Zur Geschichte von Kirchental gehören auch viele Fügungen. Ohne die Barockisierung der Kirche in St. Martin, wäre die gotische Madonna mit dem Stieglitz vermutlich nie über die „Zwischenstation Pfarrhausdachboden St. Martin“ in Kirchental gelandet. Ohne sie wiederum, wäre dort vermutlich nie der „Pinzgauer Dom“ gebaut worden, ohne sie gäbe es dort vermutlich auch nicht diese Menge an Votivtafeln, der größte Teil nicht um etwas bittend, sondern als Dank für eine Gebetserhörung. Es ist eben ein besonderer Ort. Am Ende des 2. Weltkrieges fügte sich etwas, das man vielleicht bestenfalls in einem amerikanischen Spielfilm erwarten würde: P. Wimmer wurde in herausfordernder Weise erneut mit seiner Nazigeschichte konfrontiert.

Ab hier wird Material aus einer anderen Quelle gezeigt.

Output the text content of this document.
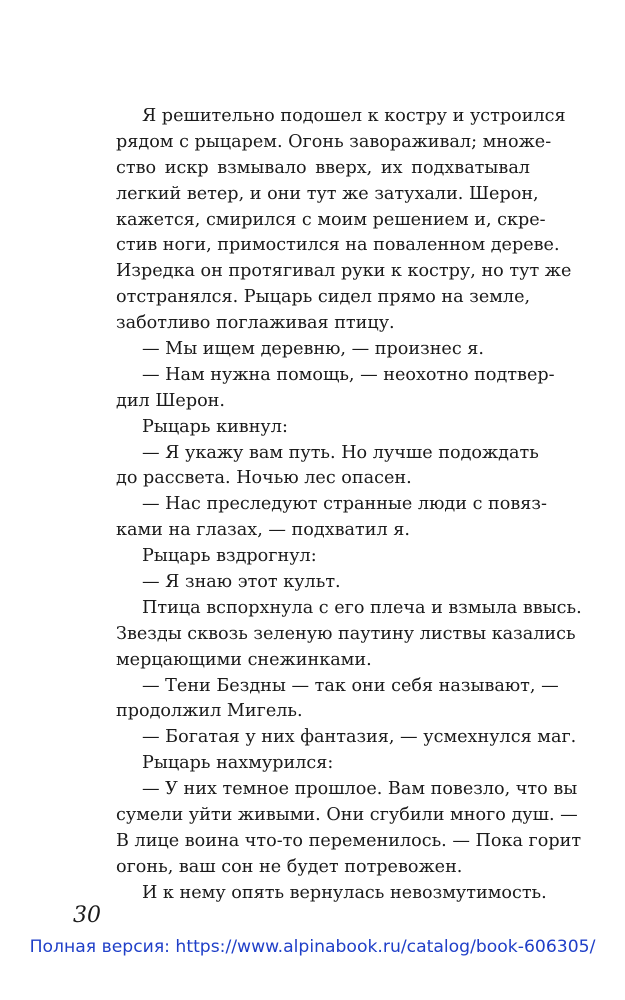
Я решительно подошел к костру и устроился
рядом с рыцарем. Огонь завораживал; множе-
ство искр взмывало вверх, их подхватывал
легкий ветер, и они тут же затухали. Шерон,
кажется, смирился с моим решением и, скре-
стив ноги, примостился на поваленном дереве.
Изредка он протягивал руки к костру, но тут же
отстранялся. Рыцарь сидел прямо на земле,
заботливо поглаживая птицу.
— Мы ищем деревню, — произнес я.
— Нам нужна помощь, — неохотно подтвер-
дил Шерон.
Рыцарь кивнул:
— Я укажу вам путь. Но лучше подождать
до рассвета. Ночью лес опасен.
— Нас преследуют странные люди с повяз-
ками на глазах, — подхватил я.
Рыцарь вздрогнул:
— Я знаю этот культ.
Птица вспорхнула с его плеча и взмыла ввысь.
Звезды сквозь зеленую паутину листвы казались
мерцающими снежинками.
— Тени Бездны — так они себя называют, —
продолжил Мигель.
— Богатая у них фантазия, — усмехнулся маг.
Рыцарь нахмурился:
— У них темное прошлое. Вам повезло, что вы
сумели уйти живыми. Они сгубили много душ. —
В лице воина что-то переменилось. — Пока горит
огонь, ваш сон не будет потревожен.
И к нему опять вернулась невозмутимость.
30
Полная версия: https://www.alpinabook.ru/catalog/book-606305/
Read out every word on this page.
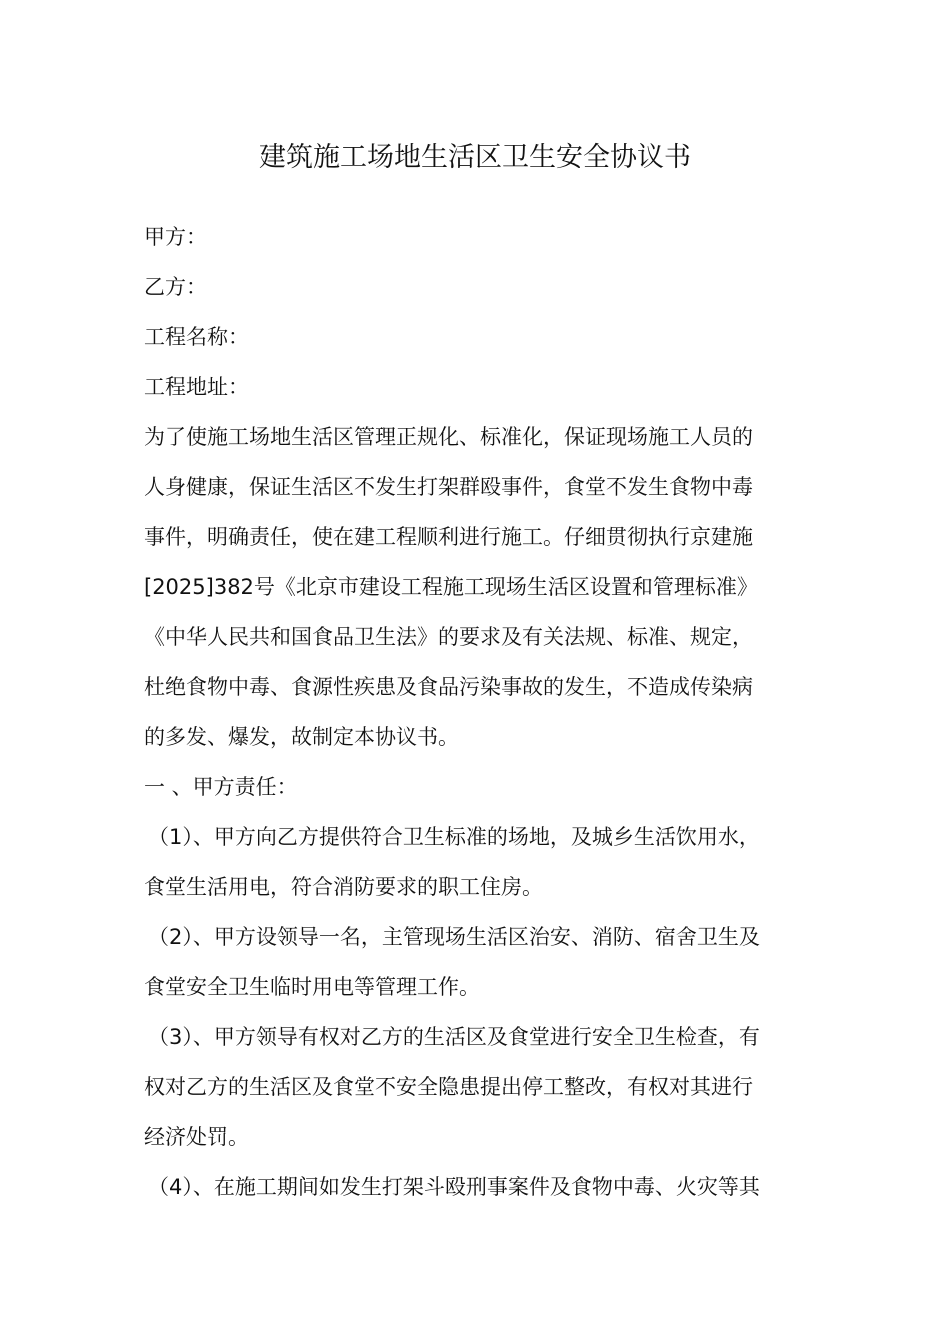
建筑施工场地生活区卫生安全协议书
甲方：
乙方：
工程名称：
工程地址：
为了使施工场地生活区管理正规化、标准化，保证现场施工人员的
人身健康，保证生活区不发生打架群殴事件，食堂不发生食物中毒
事件，明确责任，使在建工程顺利进行施工。仔细贯彻执行京建施
[2025]382号《北京市建设工程施工现场生活区设置和管理标准》
《中华人民共和国食品卫生法》的要求及有关法规、标准、规定，
杜绝食物中毒、食源性疾患及食品污染事故的发生，不造成传染病
的多发、爆发，故制定本协议书。
一 、甲方责任：
（1）、甲方向乙方提供符合卫生标准的场地，及城乡生活饮用水，
食堂生活用电，符合消防要求的职工住房。
（2）、甲方设领导一名，主管现场生活区治安、消防、宿舍卫生及
食堂安全卫生临时用电等管理工作。
（3）、甲方领导有权对乙方的生活区及食堂进行安全卫生检查，有
权对乙方的生活区及食堂不安全隐患提出停工整改，有权对其进行
经济处罚。
（4）、在施工期间如发生打架斗殴刑事案件及食物中毒、火灾等其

Kam er 1939 quasi als Flüchtling (vor den Nazis) nach Kirchental, kam nun ein Flüchtling zu ihm. Martin Bormann, der älteste Sohn des Reichsleiters und Privatsekretärs Hitlers, war als Napolaschüler noch in den letzten Wochen des Krieges als 16-jähriger eingezogen und nach Italien geschickt worden. Auf seiner Flucht von dort am Ende des Krieges kam er in ein Hochtal (Hirschbichl) in der Nähe von Kirchental und fand, als Martin Bergmann, Aufnahme bei einem Bergbauern. Dieser war ein frommer Mann, der jeden Sonntag 1 ½ h zur Messe nach Kirchental ging und mit seinem Gast darüber ins Gespräch kam. Das Zeugnis des Bauern, beeindruckte den jungen Mann, der sich dann auch auf den Weg machte und mit P. Wimmer regelmäßig geistliche Gespräche führte. Dem entging das Geheimnis des jungen Mannes nicht, was ihn aber nicht hinderte, ihm zu helfen und ihn am Ende des Begleitungsprozesses zu taufen. Katholisch, offenbar trauten beide der Gültigkeit seiner evangelischen Taufe (mit Hitler als Taufpaten) nicht oder wollten ganz einfach eine klare Abgrenzung zu seiner Vorgeschichte setzen.
Auch das weitere ist filmreif: Ein Brief, adressiert an „Martin Bormann“, Kirchental, machte den Briefträger stutzig, der das an die amerikanische Verwaltung weitergab. Diese handelte sofort, verhaftete Martin zeitnah und brachte ihn nach München, um von ihm den Aufenthaltsort seines Vaters zu erfahren (der sich bei Kriegsende allerdings schon suizidiert hatte). P. Wimmer hatte die Mitbrüder in Birkeneck gebeten, sich um den jungen Mann zu kümmern. Sie nahmen ihn auch auf, als er aus der Haft entlassen wurde.
Nachholen des Abiturs in Ingolstadt, Theologiestudium in Innsbruck und Priesterweihe folgten – letztere in Kirchental. Filmreif eben! Natürlich war das ein gefundenes Fressen für die Presse, zu der P. Bormann eine gewisse Affinität hatte. Ohne Scheu sprach er von einem „vorbildlichen Vater“, obwohl der ihm schon als Kind sehr klar gemacht hatte, dass er seine Frau erschießen würde, wenn sie ein Verhältnis hätte und dass er, Martin, nach dem Endsieg endlich auf alle Priester schießen dürfe. Merke: Auch Priesterweihen schützen nicht vor falschen Idealisierungen.
Kurzfassung „Filmende“: Einige Jahre als Kongomissionar, später Mitglied eines Teams zur Berufepastoral, heftiger Autounfall mit langem Krankenhausaufenthalt, Laisierung, Heirat, Arbeit als Lehrer, Tod.

Nicht nur für P. Martin, auch für all die jungen MSC, die zum Studium in Innsbruck waren, war Kirchental mehr als eine gute Fügung. Heute noch kann man in den Schilderungen der Beteiligten die Begeisterung über die Aufenthalte in Kirchental spüren, sowohl im Sommer (Mithilfe bei der Ernte, Heuen etc.), als auch um Weihnachten (begabte musikalische Unterstützung der Liturgie). Diese Zeiten müssen legendär und unvergessliche Gemeinschaftserfahrungen gewesen sein, auch mit Skifahren auf dem Hang (besser: Hängle) hinter der Kirche (natürlich noch ohne Lift), Schneeballschlachten und nicht zuletzt dem Bau eines Riesenschneemanns, dem seine Höhe erlaubte, direkt in das Zimmer von P. Wimmer im 1. Stock zu blicken. Der nahm´s wie immer mit Humor, den uns unser Gründer ja schon in die Konstitutionen schrieb.